Oil bath contact polarization is a traditional and widely used contact polarization method. This technology completely immerses the film sample in high-temperature resistant insulating silicone oil (such as methyl silicone oil), with the upper and lower surfaces in direct contact with metal electrodes, and polarization is completed under the combined action of heating and high-voltage electric fields (usually 100-300 MV/m). The insulating oil medium can effectively prevent high-voltage discharge and arc breakdown, ensure the safety of the polarization process and the uniformity of the electric field, while stably maintaining the polarization temperature of 100-140°C (close to the Curie temperature of polymer films such as PVDF). This method is fully polarized and highly stable, and is suitable for dense materials such as PVDF and PZT-based composite films. It can achieve a high piezoelectric constant (d33). However, it has limitations such that the sample is susceptible to silicone oil contamination, post-processing and cleaning is cumbersome, and it is not suitable for porous or oil-resistant films.

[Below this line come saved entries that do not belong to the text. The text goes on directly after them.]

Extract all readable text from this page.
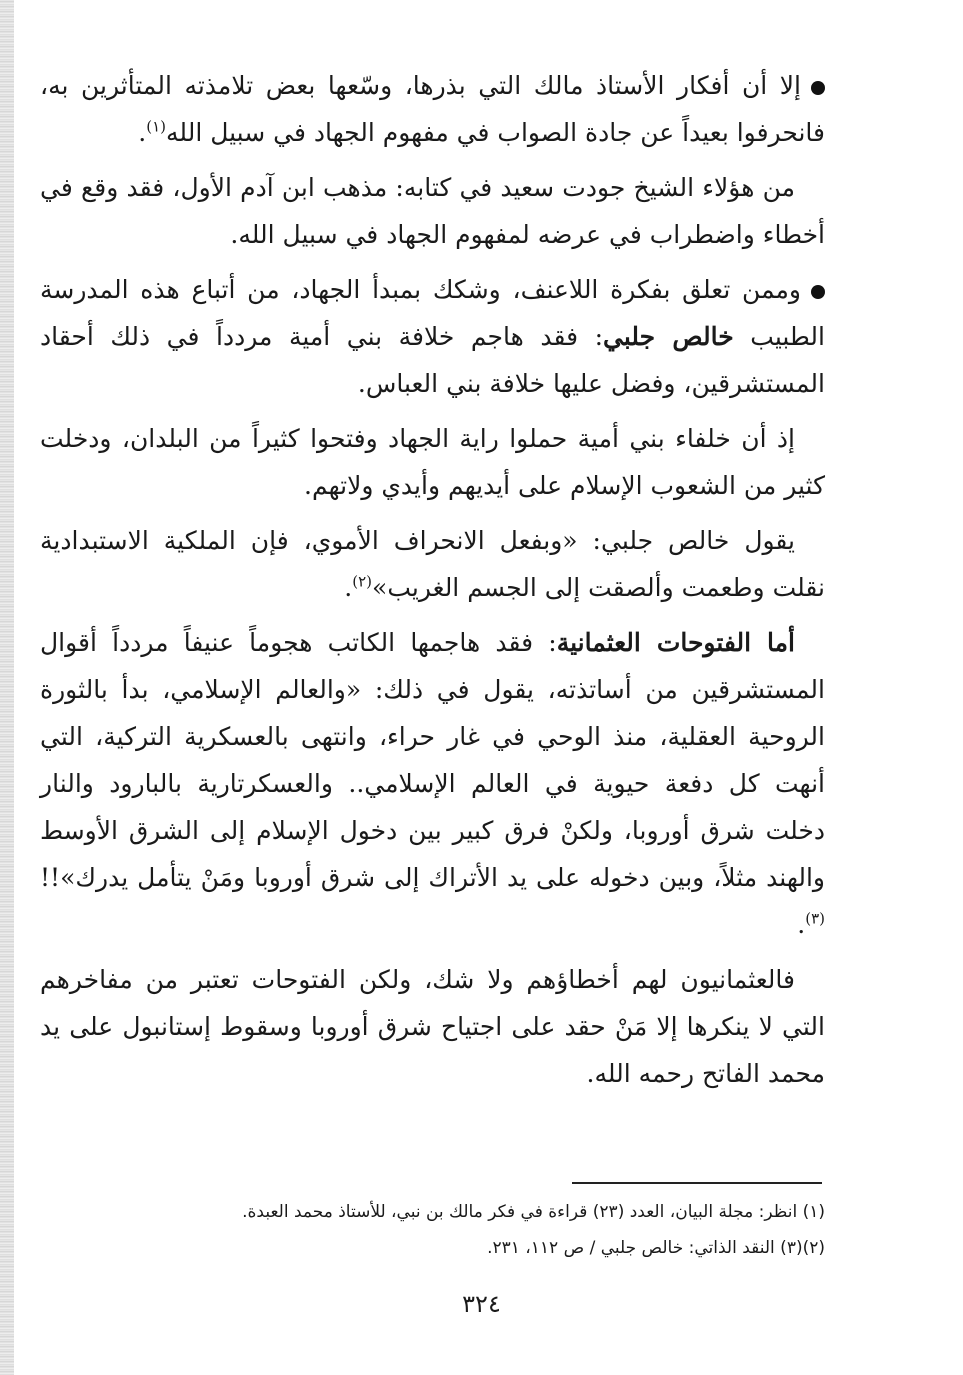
إلا أن أفكار الأستاذ مالك التي بذرها، وسّعها بعض تلامذته المتأثرين به، فانحرفوا بعيداً عن جادة الصواب في مفهوم الجهاد في سبيل الله$^{(١)}$.

من هؤلاء الشيخ جودت سعيد في كتابه: مذهب ابن آدم الأول، فقد وقع في أخطاء واضطراب في عرضه لمفهوم الجهاد في سبيل الله.

وممن تعلق بفكرة اللاعنف، وشكك بمبدأ الجهاد، من أتباع هذه المدرسة الطبيب خالص جلبي: فقد هاجم خلافة بني أمية مردداً في ذلك أحقاد المستشرقين، وفضل عليها خلافة بني العباس.

إذ أن خلفاء بني أمية حملوا راية الجهاد وفتحوا كثيراً من البلدان، ودخلت كثير من الشعوب الإسلام على أيديهم وأيدي ولاتهم.

يقول خالص جلبي: «وبفعل الانحراف الأموي، فإن الملكية الاستبدادية نقلت وطعمت وألصقت إلى الجسم الغريب»$^{(٢)}$.

أما الفتوحات العثمانية: فقد هاجمها الكاتب هجوماً عنيفاً مردداً أقوال المستشرقين من أساتذته، يقول في ذلك: «والعالم الإسلامي، بدأ بالثورة الروحية العقلية، منذ الوحي في غار حراء، وانتهى بالعسكرية التركية، التي أنهت كل دفعة حيوية في العالم الإسلامي.. والعسكرتارية بالبارود والنار دخلت شرق أوروبا، ولكنْ فرق كبير بين دخول الإسلام إلى الشرق الأوسط والهند مثلاً، وبين دخوله على يد الأتراك إلى شرق أوروبا ومَنْ يتأمل يدرك»!!$^{(٣)}$.

فالعثمانيون لهم أخطاؤهم ولا شك، ولكن الفتوحات تعتبر من مفاخرهم التي لا ينكرها إلا مَنْ حقد على اجتياح شرق أوروبا وسقوط إستانبول على يد محمد الفاتح رحمه الله.

(١) انظر: مجلة البيان، العدد (٢٣) قراءة في فكر مالك بن نبي، للأستاذ محمد العبدة.
(٢)(٣) النقد الذاتي: خالص جلبي / ص ١١٢، ٢٣١.
٣٢٤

Air contact polarization is an improved contact technology of oil bath polarization. It eliminates the oil bath medium and directly applies contact high-voltage electric field and heating to the film in the air environment. By optimizing the electrode structure (such as gold-plated flat electrode) and using PID precise temperature control, the risk of air breakdown is reduced, and it is suitable for flexible film materials that are sensitive to insulating oil and easily contaminated. This method is simple to operate, pollution-free, has high sample processing efficiency, and the polarization temperature and electric field parameters are controllable. It is suitable for the development and small-batch preparation of thin and high-cleanliness piezoelectric films. However, compared with the oil bath environment, its high voltage tolerance limit is lower, and the voltage boost rate needs to be strictly controlled to avoid sample defects caused by partial discharge. It is more suitable for thin film materials with high breakdown strength and dense structure.

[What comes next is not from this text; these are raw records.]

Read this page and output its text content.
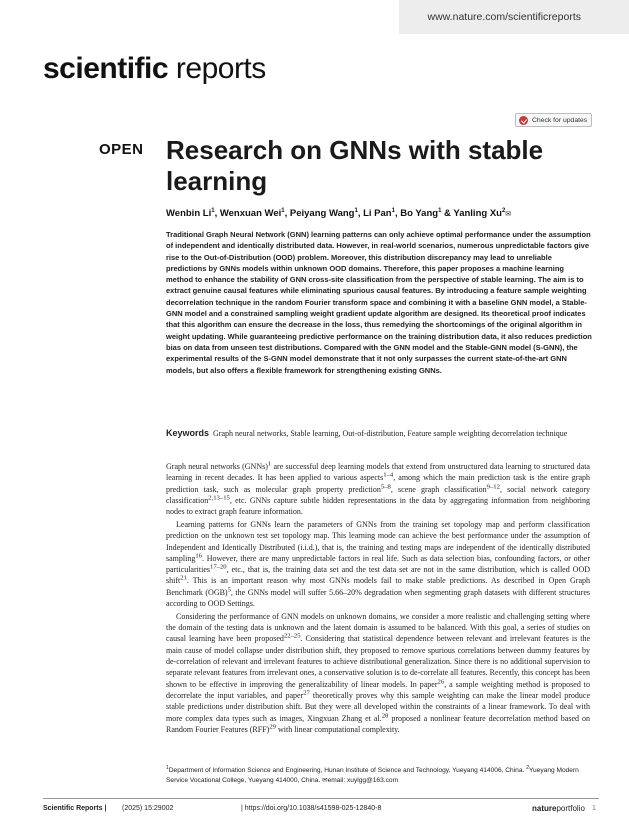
www.nature.com/scientificreports
scientific reports
Check for updates
OPEN Research on GNNs with stable learning
Wenbin Li$^1$, Wenxuan Wei$^1$, Peiyang Wang$^1$, Li Pan$^1$, Bo Yang$^1$ & Yanling Xu$^2$✉

Traditional Graph Neural Network (GNN) learning patterns can only achieve optimal performance under the assumption of independent and identically distributed data. However, in real-world scenarios, numerous unpredictable factors give rise to the Out-of-Distribution (OOD) problem. Moreover, this distribution discrepancy may lead to unreliable predictions by GNNs models within unknown OOD domains. Therefore, this paper proposes a machine learning method to enhance the stability of GNN cross-site classification from the perspective of stable learning. The aim is to extract genuine causal features while eliminating spurious causal features. By introducing a feature sample weighting decorrelation technique in the random Fourier transform space and combining it with a baseline GNN model, a Stable-GNN model and a constrained sampling weight gradient update algorithm are designed. Its theoretical proof indicates that this algorithm can ensure the decrease in the loss, thus remedying the shortcomings of the original algorithm in weight updating. While guaranteeing predictive performance on the training distribution data, it also reduces prediction bias on data from unseen test distributions. Compared with the GNN model and the Stable-GNN model (S-GNN), the experimental results of the S-GNN model demonstrate that it not only surpasses the current state-of-the-art GNN models, but also offers a flexible framework for strengthening existing GNNs.

Keywords Graph neural networks, Stable learning, Out-of-distribution, Feature sample weighting decorrelation technique

Graph neural networks (GNNs)$^1$ are successful deep learning models that extend from unstructured data learning to structured data learning in recent decades. It has been applied to various aspects$^{1-4}$, among which the main prediction task is the entire graph prediction task, such as molecular graph property prediction$^{5-8}$, scene graph classification$^{9-12}$, social network category classification$^{2,13-15}$, etc. GNNs capture subtle hidden representations in the data by aggregating information from neighboring nodes to extract graph feature information.

Learning patterns for GNNs learn the parameters of GNNs from the training set topology map and perform classification prediction on the unknown test set topology map. This learning mode can achieve the best performance under the assumption of Independent and Identically Distributed (i.i.d.), that is, the training and testing maps are independent of the identically distributed sampling$^{16}$. However, there are many unpredictable factors in real life. Such as data selection bias, confounding factors, or other particularities$^{17-20}$, etc., that is, the training data set and the test data set are not in the same distribution, which is called OOD shift$^{21}$. This is an important reason why most GNNs models fail to make stable predictions. As described in Open Graph Benchmark (OGB)$^5$, the GNNs model will suffer 5.66–20% degradation when segmenting graph datasets with different structures according to OOD Settings.

Considering the performance of GNN models on unknown domains, we consider a more realistic and challenging setting where the domain of the testing data is unknown and the latent domain is assumed to be balanced. With this goal, a series of studies on causal learning have been proposed$^{22-25}$. Considering that statistical dependence between relevant and irrelevant features is the main cause of model collapse under distribution shift, they proposed to remove spurious correlations between dummy features by de-correlation of relevant and irrelevant features to achieve distributional generalization. Since there is no additional supervision to separate relevant features from irrelevant ones, a conservative solution is to de-correlate all features. Recently, this concept has been shown to be effective in improving the generalizability of linear models. In paper$^{26}$, a sample weighting method is proposed to decorrelate the input variables, and paper$^{27}$ theoretically proves why this sample weighting can make the linear model produce stable predictions under distribution shift. But they were all developed within the constraints of a linear framework. To deal with more complex data types such as images, Xingxuan Zhang et al.$^{28}$ proposed a nonlinear feature decorrelation method based on Random Fourier Features (RFF)$^{29}$ with linear computational complexity.

$^1$Department of Information Science and Engineering, Hunan Institute of Science and Technology, Yueyang 414006, China. $^2$Yueyang Modern Service Vocational College, Yueyang 414000, China. ✉email: xuylgg@163.com
Scientific Reports | (2025) 15:29002	| https://doi.org/10.1038/s41598-025-12840-8	natureportfolio 1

Corona polarization is a non-contact polarization technology, divided into two categories: positive corona and negative corona. The core principle is to use needle-shaped or linear high-voltage electrodes to generate a non-uniform strong electric field, which ionizes the air to form corona discharge, generates a large number of ions and bombards the film surface driven by the electric field, injects charges and stimulates the directional arrangement of internal dipoles. Positive corona polarization uses positive ions as the main carriers, has moderate ion energy, little damage to the film surface, and shallow charge injection depth. It is suitable for surface polarization, electret film preparation, and flexible polymer films such as PVDF and FEP. Negative corona polarization is dominated by electrons and negative ions, with deeper charge injection, more uniform distribution, and higher polarization efficiency. It can effectively improve the bulk piezoelectric properties of thin films, and is especially suitable for porous piezoelectric films, nanofiber membranes and other loose structural materials.

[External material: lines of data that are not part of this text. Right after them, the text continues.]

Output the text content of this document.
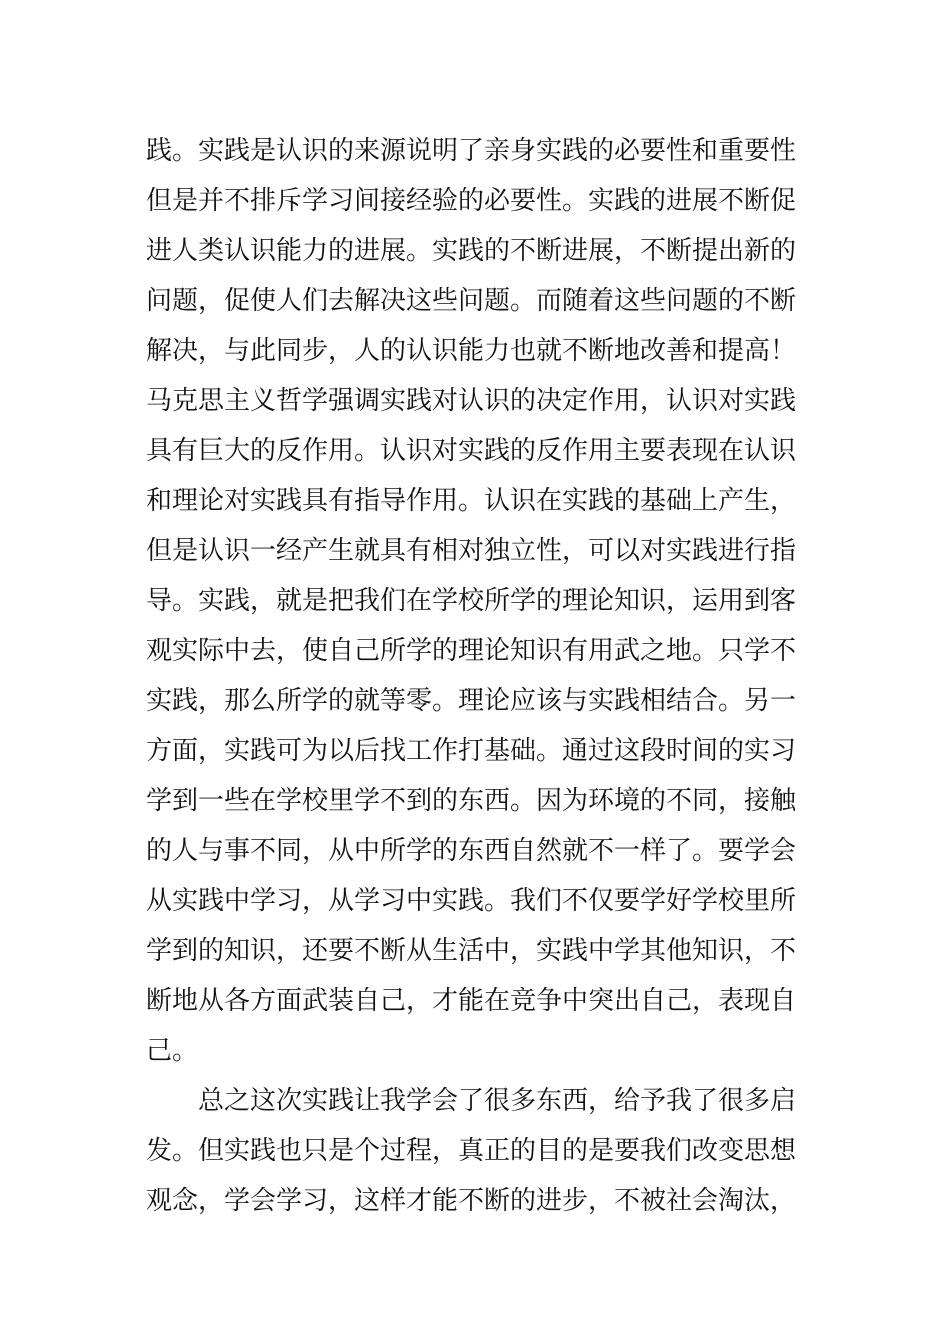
践。实践是认识的来源说明了亲身实践的必要性和重要性
但是并不排斥学习间接经验的必要性。实践的进展不断促
进人类认识能力的进展。实践的不断进展，不断提出新的
问题，促使人们去解决这些问题。而随着这些问题的不断
解决，与此同步，人的认识能力也就不断地改善和提高！
马克思主义哲学强调实践对认识的决定作用，认识对实践
具有巨大的反作用。认识对实践的反作用主要表现在认识
和理论对实践具有指导作用。认识在实践的基础上产生，
但是认识一经产生就具有相对独立性，可以对实践进行指
导。实践，就是把我们在学校所学的理论知识，运用到客
观实际中去，使自己所学的理论知识有用武之地。只学不
实践，那么所学的就等零。理论应该与实践相结合。另一
方面，实践可为以后找工作打基础。通过这段时间的实习
学到一些在学校里学不到的东西。因为环境的不同，接触
的人与事不同，从中所学的东西自然就不一样了。要学会
从实践中学习，从学习中实践。我们不仅要学好学校里所
学到的知识，还要不断从生活中，实践中学其他知识，不
断地从各方面武装自己，才能在竞争中突出自己，表现自
己。
总之这次实践让我学会了很多东西，给予我了很多启
发。但实践也只是个过程，真正的目的是要我们改变思想
观念，学会学习，这样才能不断的进步，不被社会淘汰，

In summary, the four polarization methods each have their own technical focus: oil bath contact polarization is suitable for dense films with high stability and high degree of polarization; air contact polarization is pollution-free and high-efficiency for clean films; positive and negative corona polarization are non-contact and highly adaptable to cover flexible, porous, and large-area film scenarios. In practical applications, it is necessary to select the optimal polarization scheme based on the film material characteristics (such as material, density, temperature resistance), performance requirements (piezoelectric coefficient, uniformity) and scene requirements, or combine multiple methods to maximize performance, laying the foundation for the application of piezoelectric films in smart sensing, wearable electronics, micro-energy collection and other fields.